Dr. Dog: a fierce distillation of American rock ‘n’ roll music

photo by Scott Newton

With over a decade of acclaimed albums and a rapidly growing following for their live show, Dr. Dog has been bubbling under the radar long enough that they are ready to blow up. Given the Philadelphia band’s continued upward momentum, it was inevitable the band would grace the ACL stage. When it finally happened last night, it wasn’t just for the hundreds of lucky fans who joined us in the studio. For only the second time in the show’s history, we streamed an ACL taping, bringing an unvarnished view of Dr. Dog’s unique psychedelic indie rock to the masses.

Dr. Dog launched into the catchy pop song “Shadow People” from the ACL stage that had been enhanced with lamps, desks and antique ephemera (“Dr. Dog ‘s stage decor gives me the urge to go antique shopping down on SoCo,” quipped star512 ).

Wielding a setlist made of an even mix of their last three LPs (Be the Void, Shame, Shame and Fate), the sextet worked its magic on an eager crowd of diehard fans who appreciated the depth of the catalog. Balancing instrumental skill with a relaxed looseness, the band combined influences from across the spectrum of rock history with stunning clarity –  “Kudos to whomever is mixing,” commented @johnlmyers. “Sounds fantastic.” “Lonesome” boasted a band vibe, while “Do the Trick” subtly incorporated a Philly soul groove. “Vampire” mixed late-period Beatles with noisy rock, while “That Old Black Hole” added a Johnny Cash backbeat to the psychedelic stew. The spaghetti western dub psych of “Fate” sounded as at home in the band’s hands as the gypsy melody and reggae rhythms peeking out of “The Ark.”

A Dr. Dog show isn’t all musical eclecticism, however – “I Only Wear Blue,” “Heavy Light” and “Where’d All the Time Go?” offered plenty of singalong moments and catchy melodies. “Dr. Dog have become a fierce distillation of American rock ‘n’ roll music,” notes AustinBloggyLimits.  “These guys are so versatile,” enthused Aunt Betty Reden on Facebook. “Awesome! Refreshing!”
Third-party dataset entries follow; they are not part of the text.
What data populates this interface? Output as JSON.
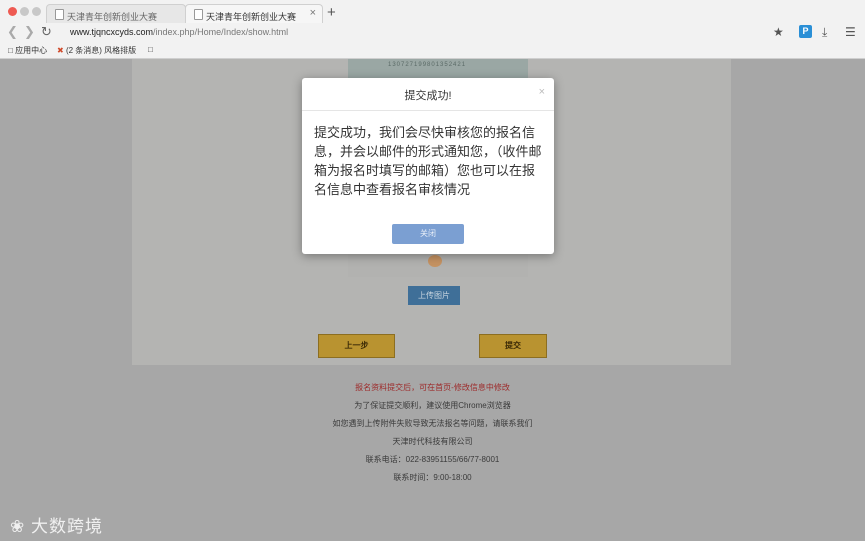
{
  "browser": {
    "tabs": [
      {
        "title": "天津青年创新创业大赛"
      },
      {
        "title": "天津青年创新创业大赛"
      }
    ],
    "new_tab_glyph": "+",
    "close_glyph": "×",
    "url_host": "www.tjqncxcyds.com",
    "url_path": "/index.php/Home/Index/show.html",
    "bookmarks": [
      {
        "label": "应用中心"
      },
      {
        "label": "(2 条消息) 风格排版"
      }
    ],
    "icons": [
      "back-icon",
      "forward-icon",
      "reload-icon",
      "star-icon",
      "extension-p-icon",
      "download-icon",
      "menu-icon"
    ],
    "extension_badge": "P"
  },
  "page": {
    "id_strip_text": "130727199801352421",
    "upload_button": "上传图片",
    "prev_button": "上一步",
    "submit_button": "提交",
    "footer_lines": [
      {
        "text": "报名资料提交后，可在首页-修改信息中修改",
        "color": "#9d2a2a"
      },
      {
        "text": "为了保证提交顺利，建议使用Chrome浏览器"
      },
      {
        "text": "如您遇到上传附件失败导致无法报名等问题，请联系我们"
      },
      {
        "text": "天津时代科技有限公司"
      },
      {
        "text": "联系电话：022-83951155/66/77-8001"
      },
      {
        "text": "联系时间：9:00-18:00"
      }
    ],
    "watermark": "大数跨境"
  },
  "modal": {
    "title": "提交成功!",
    "close_glyph": "×",
    "message": "提交成功，我们会尽快审核您的报名信息，并会以邮件的形式通知您，（收件邮箱为报名时填写的邮箱）您也可以在报名信息中查看报名审核情况",
    "ok_button": "关闭"
  },
  "colors": {
    "overlay_page": "#a7a7a7",
    "modal_button": "#7b9fd2",
    "submit_gold": "#b99330",
    "upload_blue": "#3f6f98"
  }
}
The main set ended with the propulsive epic “The Rabbit, the Bat, and the Reindeer,” but Dr. Dog wasn’t through with us yet. The band pulled the tongue-in-cheek gospel suicide note “Die, Die, Die” from the LP We All Belong (surprising director and crew, as it wasn’t on the setlist) before ending with a rare treat: its cover of Architecture in Helsinki’s “Heart It Races,” a tune the Dog doesn’t perform live often. It was a rapturous end to a show Frank Cunningham from the band’s Philly stomping ground declared on Facebook, “Freakin’ magnificent!”

Derek Neasham of Georgia asserts, “Feed’s been great! I hope they start making this a common practice. “ So do we, Derek. Thanks to everyone who joined in studio and online, and we hope to hear from you and all the folks at home come October when the ACL episode featuring Dr. Dog hits your television screens.